‘It: Bienvenidos a Derry’, o el inexplicable (y malo) horror con filtros
Lamentablemente, la adaptación de Jason Fuchs del clásico de Stephen King sólo brilla cuando apuesta por el género en su estado más puro y excesivo
Ocurrió un milagro cuando Richard Price (The Wire) decidió adaptar El visitante, la última novela de terror —en su sentido más estricto, y también más recomendable, recomendable a la manera en que se recomendaría cualquiera de sus obras de los ochenta, es decir, impecable— que ha escrito Stephen King. Y es que, detrás de una adaptación televisiva de su obra había un autor que primero iba a respetar el espíritu del texto —cosa que Stanley Kubrick, pese a construir una obra maestra con El resplandor, no hizo—; y, después, iba a insuflarle su propio yo, el yo de una de las mentes pensantes detrás de The Wire, y de un puñado de también impecables novelas. ¿Ha ocurrido algo parecido con It: Bienvenidos a Derry (HBO Max)? No, ha ocurrido lo que suele ocurrir con cualquier ficción que se adapta del Rey del Terror: que resulta pretendida e inexplicablemente telefílmica.
No, It: Bienvenidos a Derry no es El visitante, ni tampoco es La historia de Lisey —series que recomiendo encarecidamente a cualquier lector de Stephen King porque no solo hacen justicia a la novela en la que se basan sino que la llevan tan lejos como el medio permite, es decir, la vuelven aún más compleja, le añaden infinidad de matices—, porque su intención es la de alinearse a la franquicia It, que trata, torpemente, de reconstruir un pasado que tiene demasiado del presente. No es únicamente que los actores —los niños de un siglo XXI en exceso centrado en la representación y el artificio, el meme— no sean en absoluto convincentes como habitantes de un supuesto Derry —ese Bangor, Maine, al que King se trasladó en la realidad para hacer con él su territorio de ficción, un Bangor que solo él estaba viendo, en su imaginación siempre retorcida— de los sesenta, es que nada lo es.

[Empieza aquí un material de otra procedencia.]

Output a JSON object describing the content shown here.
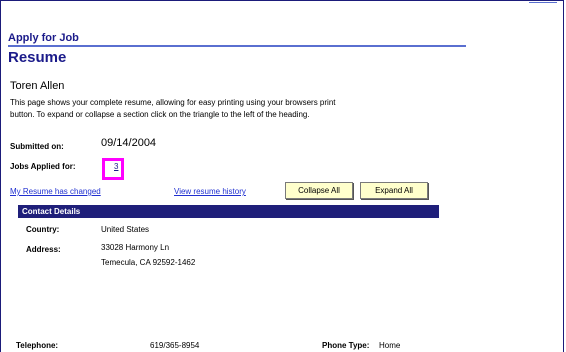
{
  "section": {
    "title": "Apply for Job"
  },
  "page": {
    "title": "Resume",
    "person_name": "Toren Allen",
    "intro_line1": "This page shows your complete resume, allowing for easy printing using your browsers print",
    "intro_line2": "button. To expand or collapse a section click on the triangle to the left of the heading."
  },
  "summary": {
    "submitted_label": "Submitted on:",
    "submitted_value": "09/14/2004",
    "jobs_label": "Jobs Applied for:",
    "jobs_value": "3"
  },
  "links": {
    "resume_changed": "My Resume has changed",
    "resume_history": "View resume history"
  },
  "buttons": {
    "collapse_all": "Collapse All",
    "expand_all": "Expand All"
  },
  "contact": {
    "header": "Contact Details",
    "country_label": "Country:",
    "country_value": "United States",
    "address_label": "Address:",
    "address_line1": "33028 Harmony Ln",
    "address_line2": "Temecula, CA 92592-1462",
    "telephone_label": "Telephone:",
    "telephone_value": "619/365-8954",
    "phone_type_label": "Phone Type:",
    "phone_type_value": "Home"
  },
  "colors": {
    "header_blue": "#1b1b8a",
    "bar_blue": "#1f1f7a",
    "highlight_magenta": "#ff00ff",
    "button_yellow": "#ffffcc"
  }
}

Pero no lo es no porque abuse de género, sino porque abusa de filtros. De hecho, lo mejor de It: Bienvenidos a Derry es el exceso arquetípico. Ese arranque magnífico, tan de (fabulosa) serie B en el que un niño con chupete, Mattie Clements (un convincente Miles Ekhardt en su papel dickensiano de chico perdido) acaba en el coche de una familia psicópata —la hija tontea en un tupper con un pedazo de hígado ensangrentado— en el que la madre se dispone a dar a luz a un bebé volador con aspecto de piraña y lo hace, ante el horror de Mattie y el espectador, de una manera clásica, y a la vez, nueva, porque condensa un terror viejo en una forma nueva —sobre todo, por la textura de la imagen, cálidamente digital—, y por lo tanto interesantísima.
Es decir, cuando la creación de Jason Fuchs que, por cierto, tiene al pequeño de los Skarsgård, Bill, en el papel de Pennywise, apuesta por el terror más puro, se desplaza a una dimensión única, en la que el tiempo, de alguna forma, no existe, y lo único que existe —como en It, la novela— es el miedo.
Pero cuando trata de explicarse a sí misma —inútil e innecesariamente—, base militar e inexplicable colección de filtros mediante, se estandariza, y, al hacerlo, aleja cualquier posibilidad de ofrecer algo que complemente o amplifique la novela. Al contrario, la minimiza, la simplifica.
Dice Bret Easton Ellis, el autor de American Psycho, que It era “el Ulises del terror”, y no le falta razón. Después de todo, es una obra que pretende diseccionar el miedo, en todas sus formas —Pennywise es un ente mutante, adopta el aspecto de aquello que más aterroriza a su víctima—, y ni las películas que hasta la fecha se han estrenado ni este intento de serializar el fenómeno y, de paso, darle un origen, están a la altura. O solo lo están de forma intermitente. Porque la recreación del terror en soledad —el niño ante la lámpara hecha de piel y caras humanas, por ejemplo— tiene un valor pocas veces visto en televisión —por demasiado extraño o extremo en un sentido fantástico para un producto mainstream—, pero de nada sirve si está desarticulado, si no forma parte de una trama demasiado obsesionada con lo real —y, en este caso, militar—. Una pena.